Size and Scope of the Interagency Investigative Tool Worry Civil Libertarians
By Dan Eggen
Washington Post Staff Writer
Tuesday, December 26, 2006; A07
The Justice Department is building a massive database that allows state and local police officers around the country to search millions of case files from the FBI, Drug Enforcement Administration and other federal law enforcement agencies, according to Justice officials.
The system, known as "OneDOJ," already holds approximately 1 million case records and is projected to triple in size over the next three years, Justice officials said. The files include investigative reports, criminal-history information, details of offenses, and the names, addresses and other information of criminal suspects or targets, officials said.
The database is billed by its supporters as a much-needed step toward better information-sharing with local law enforcement agencies, which have long complained about a lack of cooperation from the federal government.
But civil-liberties and privacy advocates say the scale and contents of such a database raise immediate privacy and civil rights concerns, in part because tens of thousands of local police officers could gain access to personal details about people who have not been arrested or charged with crimes.
The little-noticed program has been coming together over the past year and a half. It already is in use in pilot projects with local police in Seattle, San Diego and a handful of other areas, officials said. About 150 separate police agencies have access, officials said.
But in a memorandum sent last week to the FBI, U.S. attorneys and other senior Justice officials, Deputy Attorney General Paul J. McNulty announced that the program will be expanded immediately to 15 additional regions and that federal authorities will "accelerate . . . efforts to share information from both open and closed cases."

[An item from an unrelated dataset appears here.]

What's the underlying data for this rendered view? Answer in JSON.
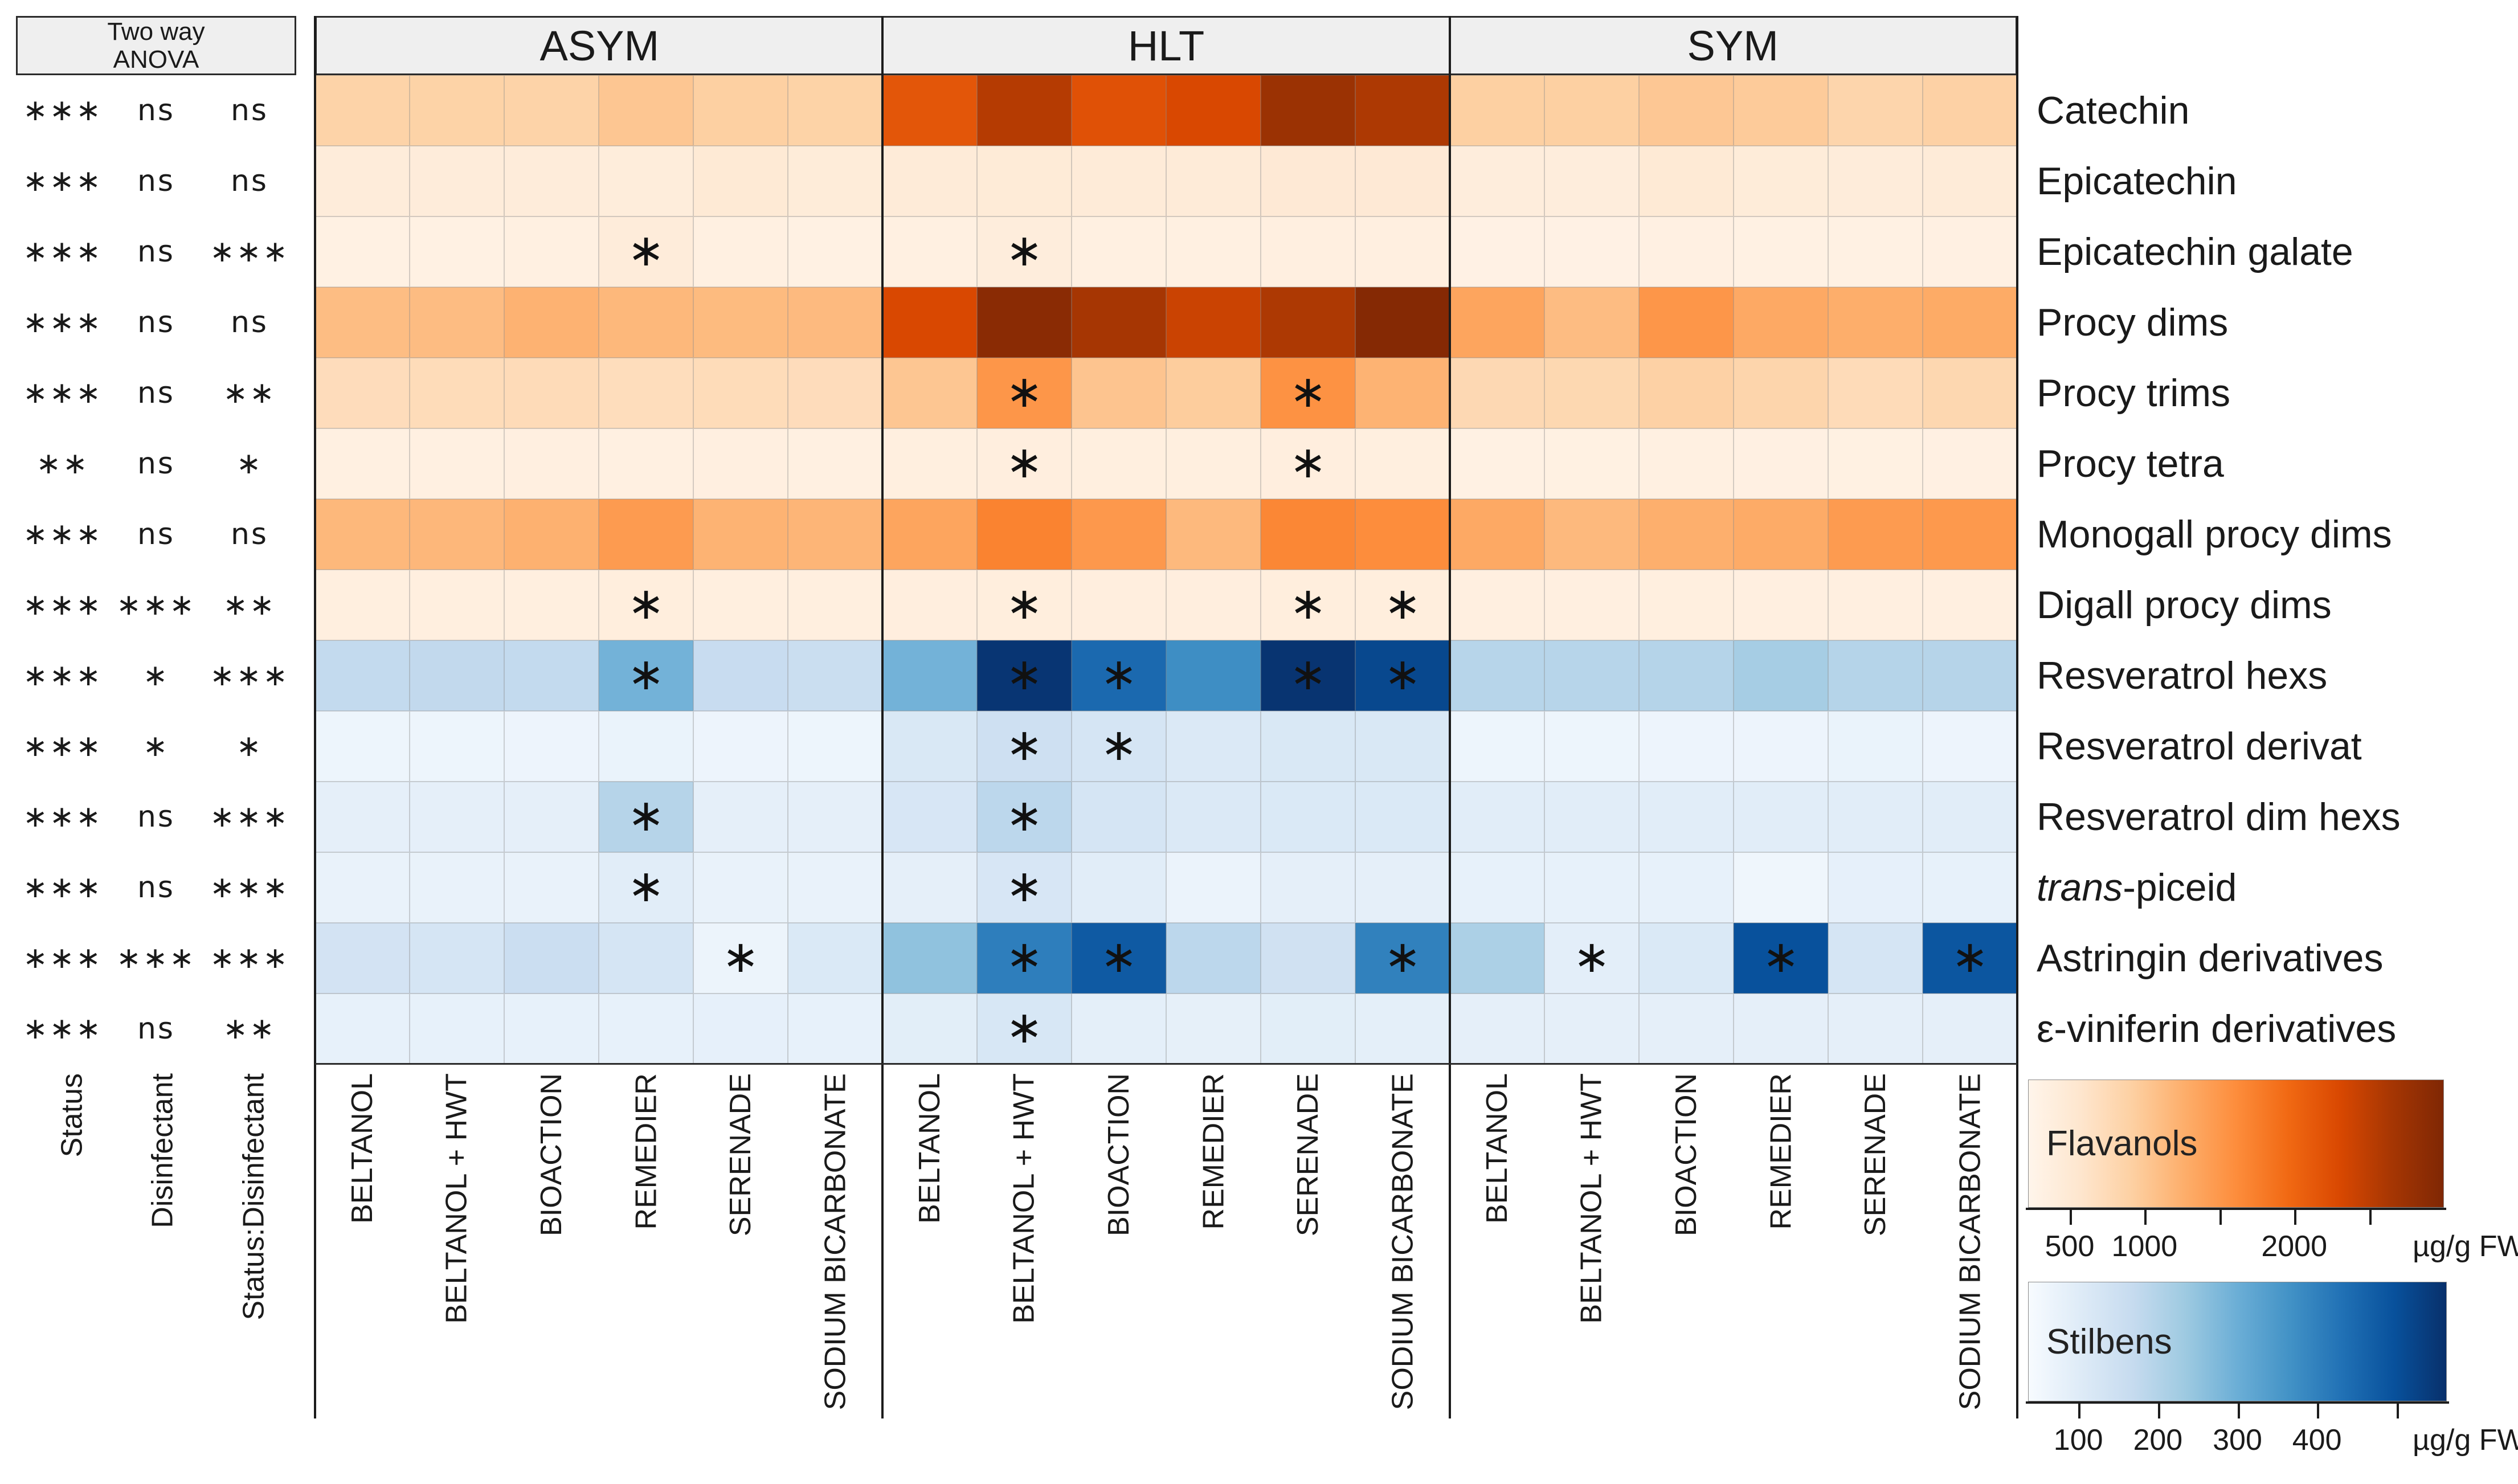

Eventually, the department hopes, the database will be a central mechanism for sharing federal law enforcement information with local and state investigators, who now run checks individually, and often manually, with Justice's five main law enforcement agencies: the FBI, the DEA, the U.S. Marshals Service, the Bureau of Prisons and the Bureau of Alcohol, Tobacco, Firearms and Explosives.
Within three years, officials said, about 750 law enforcement agencies nationwide will have access.
In an interview last week, McNulty said the goal is to broaden the pool of data available to local and state investigators beyond systems such as the National Crime Information Center, the FBI-run repository of basic criminal records used by police and sheriff's deputies around the country.
By tapping into the details available in incident reports, interrogation summaries and other documents, investigators will dramatically improve their chances of closing cases, he said.
"The goal is that all of U.S. law enforcement will be able to look at each other's records to solve cases and protect U.S. citizens," McNulty said. "With OneDOJ, we will essentially hook them up to a pipe that will take them into its records."
McNulty and other Justice officials emphasize that the information available in the database already is held individually by the FBI and other federal agencies. Much information will be kept out of the system, including data about public corruption cases, classified or sensitive topics, confidential informants, administrative cases and civil rights probes involving allegations of wrongdoing by police, officials said.
But civil-liberties and privacy advocates -- many of whom are already alarmed by the proliferation of federal databases -- warn that granting broad access to such a system is almost certain to invite abuse and lead to police mistakes.
Barry Steinhardt, director of the Technology and Liberty Project at the American Civil Liberties Union, said the main problem is one of "garbage in, garbage out," because case files frequently include erroneous or unproved allegations.
"Raw police files or FBI reports can never be verified and can never be corrected," Steinhardt said. "That is a problem with even more formal and controlled systems. The idea that they're creating another whole system that is going to be full of inaccurate information is just chilling."
Steinhardt noted that in 2003, the FBI announced that it would no longer meet the Privacy Act's accuracy requirements for the National Crime Information Center, its main criminal-background-check database, which is used by 80,000 law enforcement agencies across the country.
"I look at this system and imagine it will raise many of the same questions that the whole information-sharing approach is raising across the government," said Marc Rotenberg, executive director of the Electronic Privacy Information Center, a Washington-based group that has criticized many of the government's data-gathering policies.
"Information that's collected in the law enforcement realm can find [its way] into other arenas and be abused very easily," Rotenberg said.
McNulty and other officials said the data compiled under OneDOJ would be subject to the same civil-liberties and privacy oversight as any other Justice Department database. A coordinating committee within Justice will oversee the database and other information-sharing initiatives, according to McNulty's memo.
Gene Voegtlin, legislative counsel for the Arlington-based International Association of Chiefs of Police, said his group welcomes any initiatives to share more data with local law enforcement agencies.
"The working partnership between the states and the feds has gotten much better than the pre-9/11 era," Voegtlin said. "But we're still overcoming a lot of issues, both functional and organizational . . . so we're happy to see DOJ taking positive steps in that area."